Persists all views listed in the task file.

**Required task file:** `tasks/views_to_persist.csv`

**Parameters:**

- **Save runtime** (yes/no): Whether to record and save the persistence runtime

**Output file:** `results/views_persisted.csv`

**Example output:**

```csv
entity,space,isPersisted,runtime
Sales2025,SALES_DEPARTMENT,True,37
Customers,SALES_DEPARTMENT,True,9
```

</details>

<details>
<summary><strong>4.8 Unpersist Views</strong></summary>

Removes persistence from all views listed in the task file.

**Required task file:** `tasks/views_to_unpersist.csv`

**Parameters:** None

**Output file:** `results/views_unpersisted.csv`

**Example output:**

```csv
entity,space,isRemoved
Sales2025,SALES_DEPARTMENT,True
```

</details>

## 👨‍💻 Development

### Code Quality

The project uses:

- **ruff** for linting and code formatting
- **pyright** for type checking (in basic mode)
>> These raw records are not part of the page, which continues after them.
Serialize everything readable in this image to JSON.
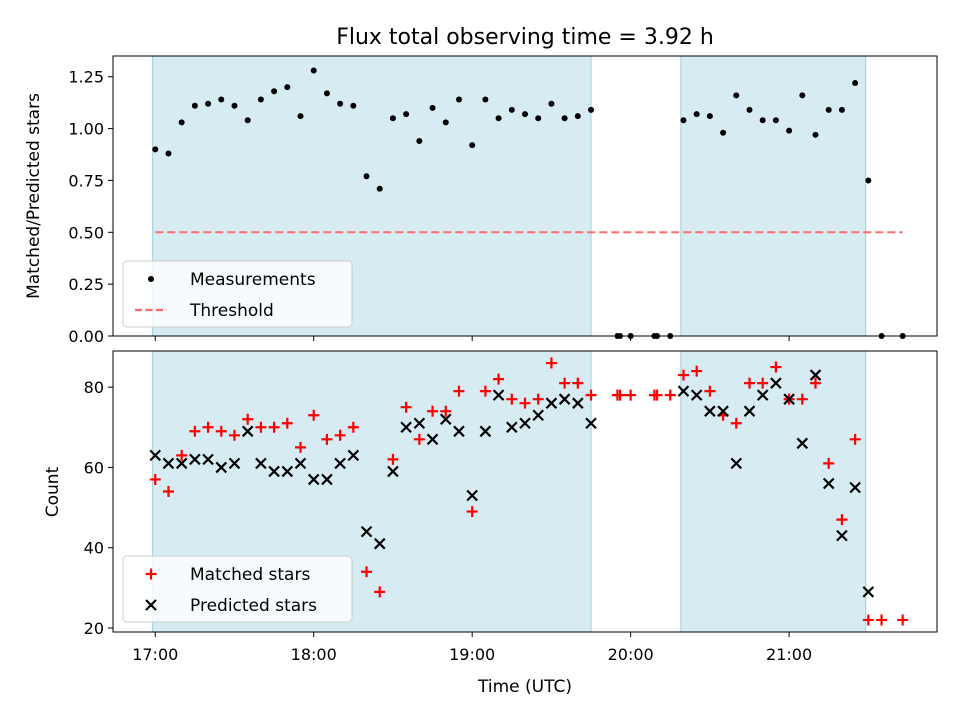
{
  "chart_data": {
    "type": "scatter",
    "title": "Flux total observing time = 3.92 h",
    "xlabel": "Time (UTC)",
    "x_ticks": [
      "17:00",
      "18:00",
      "19:00",
      "20:00",
      "21:00"
    ],
    "shaded_intervals": [
      {
        "start": "16:59",
        "end": "19:45"
      },
      {
        "start": "20:19",
        "end": "21:29"
      }
    ],
    "colors": {
      "shade": "#add8e6",
      "measurement": "#000000",
      "threshold": "#ff6666",
      "matched": "#ff0000",
      "predicted": "#000000"
    },
    "panels": [
      {
        "ylabel": "Matched/Predicted stars",
        "ylim": [
          0,
          1.35
        ],
        "y_ticks": [
          "0.00",
          "0.25",
          "0.50",
          "0.75",
          "1.00",
          "1.25"
        ],
        "legend": [
          "Measurements",
          "Threshold"
        ],
        "legend_position": "lower-left",
        "series": [
          {
            "name": "Measurements",
            "style": "dot",
            "points": [
              [
                "17:00",
                0.9
              ],
              [
                "17:05",
                0.88
              ],
              [
                "17:10",
                1.03
              ],
              [
                "17:15",
                1.11
              ],
              [
                "17:20",
                1.12
              ],
              [
                "17:25",
                1.14
              ],
              [
                "17:30",
                1.11
              ],
              [
                "17:35",
                1.04
              ],
              [
                "17:40",
                1.14
              ],
              [
                "17:45",
                1.18
              ],
              [
                "17:50",
                1.2
              ],
              [
                "17:55",
                1.06
              ],
              [
                "18:00",
                1.28
              ],
              [
                "18:05",
                1.17
              ],
              [
                "18:10",
                1.12
              ],
              [
                "18:15",
                1.11
              ],
              [
                "18:20",
                0.77
              ],
              [
                "18:25",
                0.71
              ],
              [
                "18:30",
                1.05
              ],
              [
                "18:35",
                1.07
              ],
              [
                "18:40",
                0.94
              ],
              [
                "18:45",
                1.1
              ],
              [
                "18:50",
                1.03
              ],
              [
                "18:55",
                1.14
              ],
              [
                "19:00",
                0.92
              ],
              [
                "19:05",
                1.14
              ],
              [
                "19:10",
                1.05
              ],
              [
                "19:15",
                1.09
              ],
              [
                "19:20",
                1.07
              ],
              [
                "19:25",
                1.05
              ],
              [
                "19:30",
                1.12
              ],
              [
                "19:35",
                1.05
              ],
              [
                "19:40",
                1.06
              ],
              [
                "19:45",
                1.09
              ],
              [
                "19:55",
                0.0
              ],
              [
                "19:56",
                0.0
              ],
              [
                "20:00",
                0.0
              ],
              [
                "20:09",
                0.0
              ],
              [
                "20:10",
                0.0
              ],
              [
                "20:15",
                0.0
              ],
              [
                "20:20",
                1.04
              ],
              [
                "20:25",
                1.07
              ],
              [
                "20:30",
                1.06
              ],
              [
                "20:35",
                0.98
              ],
              [
                "20:40",
                1.16
              ],
              [
                "20:45",
                1.09
              ],
              [
                "20:50",
                1.04
              ],
              [
                "20:55",
                1.04
              ],
              [
                "21:00",
                0.99
              ],
              [
                "21:05",
                1.16
              ],
              [
                "21:10",
                0.97
              ],
              [
                "21:15",
                1.09
              ],
              [
                "21:20",
                1.09
              ],
              [
                "21:25",
                1.22
              ],
              [
                "21:30",
                0.75
              ],
              [
                "21:35",
                0.0
              ],
              [
                "21:43",
                0.0
              ]
            ]
          },
          {
            "name": "Threshold",
            "style": "dashed-line",
            "points": [
              [
                "17:00",
                0.5
              ],
              [
                "21:43",
                0.5
              ]
            ]
          }
        ]
      },
      {
        "ylabel": "Count",
        "ylim": [
          19,
          89
        ],
        "y_ticks": [
          "20",
          "40",
          "60",
          "80"
        ],
        "legend": [
          "Matched stars",
          "Predicted stars"
        ],
        "legend_position": "lower-left",
        "series": [
          {
            "name": "Matched stars",
            "style": "plus",
            "points": [
              [
                "17:00",
                57
              ],
              [
                "17:05",
                54
              ],
              [
                "17:10",
                63
              ],
              [
                "17:15",
                69
              ],
              [
                "17:20",
                70
              ],
              [
                "17:25",
                69
              ],
              [
                "17:30",
                68
              ],
              [
                "17:35",
                72
              ],
              [
                "17:40",
                70
              ],
              [
                "17:45",
                70
              ],
              [
                "17:50",
                71
              ],
              [
                "17:55",
                65
              ],
              [
                "18:00",
                73
              ],
              [
                "18:05",
                67
              ],
              [
                "18:10",
                68
              ],
              [
                "18:15",
                70
              ],
              [
                "18:20",
                34
              ],
              [
                "18:25",
                29
              ],
              [
                "18:30",
                62
              ],
              [
                "18:35",
                75
              ],
              [
                "18:40",
                67
              ],
              [
                "18:45",
                74
              ],
              [
                "18:50",
                74
              ],
              [
                "18:55",
                79
              ],
              [
                "19:00",
                49
              ],
              [
                "19:05",
                79
              ],
              [
                "19:10",
                82
              ],
              [
                "19:15",
                77
              ],
              [
                "19:20",
                76
              ],
              [
                "19:25",
                77
              ],
              [
                "19:30",
                86
              ],
              [
                "19:35",
                81
              ],
              [
                "19:40",
                81
              ],
              [
                "19:45",
                78
              ],
              [
                "19:55",
                78
              ],
              [
                "19:56",
                78
              ],
              [
                "20:00",
                78
              ],
              [
                "20:09",
                78
              ],
              [
                "20:10",
                78
              ],
              [
                "20:15",
                78
              ],
              [
                "20:20",
                83
              ],
              [
                "20:25",
                84
              ],
              [
                "20:30",
                79
              ],
              [
                "20:35",
                73
              ],
              [
                "20:40",
                71
              ],
              [
                "20:45",
                81
              ],
              [
                "20:50",
                81
              ],
              [
                "20:55",
                85
              ],
              [
                "21:00",
                77
              ],
              [
                "21:05",
                77
              ],
              [
                "21:10",
                81
              ],
              [
                "21:15",
                61
              ],
              [
                "21:20",
                47
              ],
              [
                "21:25",
                67
              ],
              [
                "21:30",
                22
              ],
              [
                "21:35",
                22
              ],
              [
                "21:43",
                22
              ]
            ]
          },
          {
            "name": "Predicted stars",
            "style": "x",
            "points": [
              [
                "17:00",
                63
              ],
              [
                "17:05",
                61
              ],
              [
                "17:10",
                61
              ],
              [
                "17:15",
                62
              ],
              [
                "17:20",
                62
              ],
              [
                "17:25",
                60
              ],
              [
                "17:30",
                61
              ],
              [
                "17:35",
                69
              ],
              [
                "17:40",
                61
              ],
              [
                "17:45",
                59
              ],
              [
                "17:50",
                59
              ],
              [
                "17:55",
                61
              ],
              [
                "18:00",
                57
              ],
              [
                "18:05",
                57
              ],
              [
                "18:10",
                61
              ],
              [
                "18:15",
                63
              ],
              [
                "18:20",
                44
              ],
              [
                "18:25",
                41
              ],
              [
                "18:30",
                59
              ],
              [
                "18:35",
                70
              ],
              [
                "18:40",
                71
              ],
              [
                "18:45",
                67
              ],
              [
                "18:50",
                72
              ],
              [
                "18:55",
                69
              ],
              [
                "19:00",
                53
              ],
              [
                "19:05",
                69
              ],
              [
                "19:10",
                78
              ],
              [
                "19:15",
                70
              ],
              [
                "19:20",
                71
              ],
              [
                "19:25",
                73
              ],
              [
                "19:30",
                76
              ],
              [
                "19:35",
                77
              ],
              [
                "19:40",
                76
              ],
              [
                "19:45",
                71
              ],
              [
                "20:20",
                79
              ],
              [
                "20:25",
                78
              ],
              [
                "20:30",
                74
              ],
              [
                "20:35",
                74
              ],
              [
                "20:40",
                61
              ],
              [
                "20:45",
                74
              ],
              [
                "20:50",
                78
              ],
              [
                "20:55",
                81
              ],
              [
                "21:00",
                77
              ],
              [
                "21:05",
                66
              ],
              [
                "21:10",
                83
              ],
              [
                "21:15",
                56
              ],
              [
                "21:20",
                43
              ],
              [
                "21:25",
                55
              ],
              [
                "21:30",
                29
              ]
            ]
          }
        ]
      }
    ]
  }
}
### Setting up Development Environment

1. Clone the repository

2. Install development environment:

    ```bash
    uv sync --group dev
    ```

3. Run pre-commit checks:

    ```bash
    uv run ruff check .
    uv run pyright .
    ```

### Logging

The program uses logging. Log files are created for each day and saved in the
user data directory:

- **macOS/Linux**: `~/.local/share/Datasphere/`
- **Windows**: `%LOCALAPPDATA%\Datasphere\`

## 📃 Notes

- **Cookies**: Authentication cookies are saved in
               `~/.config/Datasphere/.cookies.json` and automatically reused.
- **Session Duration**: The SAP Datasphere session expires after 1 hour and is
                        automatically renewed using the persistent
                        authentication cookies which last for 3 months.
- **Threading**: "Parallel" execution is implemented using asynchronous
                 requests. Running tasks simoultaneously can improve
                 performance but should be used with caution to avoid
                 triggering rate limits.
- **Export/Results**: All files in `exports/` and `results/` are overwritten on
                      the next program start. You can either move or rename
                      them to prevent results being overwritten.
- **Browser**: When using browser authentication, a new browser profile is
               being created to speed up future logins.

## 🚨 Disclaimer

**Important Note**: This tool is designed for use with SAP Datasphere. Please
                    ensure you have the necessary permissions before executing
                    automation tasks.

**Disclaimer:** It is in no way affiliated with, authorized, maintained, or
                endorsed by SAP or any of its affiliates or subsidiaries. It is
                an independent and unofficial project. Use it at your own risk.